March 31 (UPI) — Researchers at Stanford University report in a new study that they have uncovered the mechanism behind why taking deep, slow breaths can illicit a sense of calm in a person.
The team from Stanford University School of Medicine identified a small group of neurons that communicate in the brain’s respiratory control center with the structure responsible for the overall feeling of well being — essentially, connecting breathing to states of mind.
It has long been known that controlled breathing can induce a sense of calm in a person. Healthcare providers often prescribe breathing-control exercises for individuals with stress disorders, and the practice of controlling breathing in order to shift a person’s consciousness from a frantic state to a more meditative one, known as pranayama, is a core element in yoga and meditation.
In a mouse study in 1991, researchers discovered a tiny cluster of neurons linking respiration to relaxation, attention, excitement and anxiety located deep in the brainstem in an area called they refer to as the pacemaker for breathing. The same structure was later found in humans.
“The respiratory pacemaker has, in some respects, a tougher job than its counterpart in the heart,” Dr. Mark Krasnow, professor of biochemistry at Stanford, said in a news release.
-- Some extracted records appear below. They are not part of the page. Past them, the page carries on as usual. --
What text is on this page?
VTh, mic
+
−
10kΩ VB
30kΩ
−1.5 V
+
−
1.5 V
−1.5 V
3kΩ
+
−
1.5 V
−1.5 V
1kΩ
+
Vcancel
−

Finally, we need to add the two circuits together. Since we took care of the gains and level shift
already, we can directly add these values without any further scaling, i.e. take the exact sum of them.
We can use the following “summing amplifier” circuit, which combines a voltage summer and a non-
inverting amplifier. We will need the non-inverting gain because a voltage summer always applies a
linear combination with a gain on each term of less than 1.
“Unlike the heart’s one-dimensional, slow-to-fast continuum, there are many distinct types of breaths: regular, excited, sighing, yawning, gasping, sleeping, laughing, sobbing. We wondered if different subtypes of neurons within the respiratory control center might be in charge of generating these different types of breath.”
Krasnow and colleague Dr. Kevin Yackle, former graduate student at Stanford and faculty fellow at the University of California San Francisco, searched through public databases to create a list of genes that are preferentially activated in the part of the mouse brainstem where the breathing-control center is located, known as the pre-Botzinger complex or preBotC.
The team identified more than 60 separate neuronal subtypes that were physically differentiated from one another by their gene-activation signatures but comingling in the preBotC like well-stirred spaghetti strings.
They were able to use these genes and their protein products as markers to pinpoint the different neuronal subtypes and systematically assess the role of each neuronal subpopulation in lab mice.
Researchers could then selectively destroy any one of the neuronal subtypes and observe how the loss of a particular subtype affected the animal’s breathing.
They then studied the respiratory role of another subpopulation of 175 preBotC neurons distinguished by their shared expression of two genetic markers known as Cdh9 and Dbx1.
Their analysis of similar experiments suggested that the neurons did not regulate breathing, but rather spied on it and reported their findings to another structure in the brainstem known as the locus coeruleus, which sends projections to every part of the brain and drives arousal by waking from sleep, maintaining alertness and can trigger anxiety and distress.
“If something’s impairing or accelerating your breathing, you need to know right away,” Krasnow said. “These 175 neurons, which tell the rest of the brain what’s going on, are absolutely critical.”